Bohemian Discount Bank in Liquidation (304 N. Y. 533, 537), the membership of our Federal
Government in the International Monetary Fund and other Bretton Woods enterprises makes
it impossible to say that the currency control laws of other member States are offensive to
our public policy. Furthermore, the argument from City of Philadelphia v. Cohen (supra.;)
and similar decisions assumes erroneously that this is a suit to collect internal taxes
assessed by the Brazilian Government. In truth, it is not even an effort to enforce Brazils
currency regulations.

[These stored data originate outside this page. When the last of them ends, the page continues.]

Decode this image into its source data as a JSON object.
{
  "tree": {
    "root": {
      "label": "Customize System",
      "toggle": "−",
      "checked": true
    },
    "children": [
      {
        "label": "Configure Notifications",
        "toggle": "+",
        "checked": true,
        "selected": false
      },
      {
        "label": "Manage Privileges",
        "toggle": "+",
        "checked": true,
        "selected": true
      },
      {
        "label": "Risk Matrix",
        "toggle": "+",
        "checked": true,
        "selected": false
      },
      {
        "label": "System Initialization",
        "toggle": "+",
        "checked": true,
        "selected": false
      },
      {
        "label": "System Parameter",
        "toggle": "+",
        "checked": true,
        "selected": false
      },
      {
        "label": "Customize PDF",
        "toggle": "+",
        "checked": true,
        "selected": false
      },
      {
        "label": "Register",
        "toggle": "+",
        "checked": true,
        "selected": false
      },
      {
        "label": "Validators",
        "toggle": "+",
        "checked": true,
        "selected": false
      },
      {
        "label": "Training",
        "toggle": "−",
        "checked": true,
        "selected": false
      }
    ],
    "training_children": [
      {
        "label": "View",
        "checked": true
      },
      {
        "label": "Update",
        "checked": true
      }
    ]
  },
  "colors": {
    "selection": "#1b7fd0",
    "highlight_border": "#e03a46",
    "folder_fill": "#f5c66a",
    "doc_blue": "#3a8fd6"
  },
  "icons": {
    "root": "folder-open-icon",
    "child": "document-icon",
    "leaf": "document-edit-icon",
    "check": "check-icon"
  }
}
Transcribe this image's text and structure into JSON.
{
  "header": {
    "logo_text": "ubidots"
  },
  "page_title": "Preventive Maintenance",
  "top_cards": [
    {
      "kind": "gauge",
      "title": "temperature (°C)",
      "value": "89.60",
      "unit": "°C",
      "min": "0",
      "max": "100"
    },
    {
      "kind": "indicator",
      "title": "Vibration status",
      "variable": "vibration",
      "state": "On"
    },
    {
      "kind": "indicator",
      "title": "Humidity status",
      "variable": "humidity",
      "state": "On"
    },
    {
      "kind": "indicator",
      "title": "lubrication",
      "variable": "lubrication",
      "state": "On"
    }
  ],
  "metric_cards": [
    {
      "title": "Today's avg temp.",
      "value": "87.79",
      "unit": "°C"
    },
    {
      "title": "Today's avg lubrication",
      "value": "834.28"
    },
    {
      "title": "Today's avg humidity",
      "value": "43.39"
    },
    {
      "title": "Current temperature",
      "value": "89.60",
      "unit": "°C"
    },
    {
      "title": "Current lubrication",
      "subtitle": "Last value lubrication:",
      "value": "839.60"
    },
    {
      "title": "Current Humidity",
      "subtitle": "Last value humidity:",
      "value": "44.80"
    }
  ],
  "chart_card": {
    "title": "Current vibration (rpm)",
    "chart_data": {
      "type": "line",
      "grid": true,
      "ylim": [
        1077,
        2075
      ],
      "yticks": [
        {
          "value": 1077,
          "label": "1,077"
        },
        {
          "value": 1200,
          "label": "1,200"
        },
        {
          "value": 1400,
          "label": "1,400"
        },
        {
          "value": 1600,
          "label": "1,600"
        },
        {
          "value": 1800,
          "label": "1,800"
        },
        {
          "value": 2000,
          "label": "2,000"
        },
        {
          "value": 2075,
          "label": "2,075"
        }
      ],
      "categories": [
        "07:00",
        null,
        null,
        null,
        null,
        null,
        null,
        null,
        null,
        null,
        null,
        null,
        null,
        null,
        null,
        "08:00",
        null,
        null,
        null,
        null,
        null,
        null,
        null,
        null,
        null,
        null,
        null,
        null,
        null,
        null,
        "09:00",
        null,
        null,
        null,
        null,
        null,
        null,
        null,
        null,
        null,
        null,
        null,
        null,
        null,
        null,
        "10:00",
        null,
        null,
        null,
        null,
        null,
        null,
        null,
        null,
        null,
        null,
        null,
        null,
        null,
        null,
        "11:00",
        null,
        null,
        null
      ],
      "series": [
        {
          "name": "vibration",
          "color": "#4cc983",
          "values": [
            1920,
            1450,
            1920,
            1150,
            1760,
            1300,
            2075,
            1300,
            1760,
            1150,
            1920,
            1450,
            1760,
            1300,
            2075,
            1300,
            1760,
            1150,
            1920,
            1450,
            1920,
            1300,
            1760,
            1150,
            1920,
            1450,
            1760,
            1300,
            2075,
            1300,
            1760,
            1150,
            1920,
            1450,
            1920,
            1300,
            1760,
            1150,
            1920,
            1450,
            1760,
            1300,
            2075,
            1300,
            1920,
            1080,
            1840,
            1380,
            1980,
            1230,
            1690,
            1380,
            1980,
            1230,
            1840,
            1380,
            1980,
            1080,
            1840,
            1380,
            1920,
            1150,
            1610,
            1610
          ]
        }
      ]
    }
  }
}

This complaint and other papers charge a tortious fraud and
conspiracy to deprive plaintiff, an instrumentality of the Brazilian Government, of the dollar
proceeds of coffee exports to which proceeds the bank and its government were entitled.
This fraud, it is alleged, was accomplished by inserting in coffee shipping permits references
to nonexistent exchange contracts and to nonexistent assignments to plaintiff of the foreign
exchange proceeds of the coffee exports and by forging the signatures of banking officials
and Brazilian officials, all with the purpose of making it appear that there had been
compliance with the Brazilian statutes or regulations. The alleged scheme and effect of the
conspiracy as charged was to obtain for defendant- respondent coffee in New York at a
reduced price, to enable the Brazilian defendants to get more cruzeiros per dollar in
violation of law and to deprive Brazil of the cruzeiros which it would have received from
these coffee sales had the fraud not been committed. According to the complaint and
affidavits defendant Israel not only knew of and intended to benefit by the perpetration of
this fraud but participated in it in New York by making its purchase agreements here and by
here receiving the shipping documents and making payments. The Israel corporation is
alleged to have been one of the consignees of some 36,000 bags of coffee exported from
Brazil to New York in 1961 without compliance with the Brazilian law and thus to have
fraudulently and conspiratorially caused to Brazil damage of nearly $2,000,000. Refusal to
entertain this suit does violence to our national policy of co-operation with [*379] other
Bretton Woods signatories and is not required by anything in our own State policy.

Judges Van Voorhis, Foster and Scileppi concur with Judge Burke; Chief Judge Desmond
dissents in an opinion in which Judges Dye and Fuld concur.
Order affirmed, with costs. First question certified answered in the negative; second
question certified answered in the affirmative.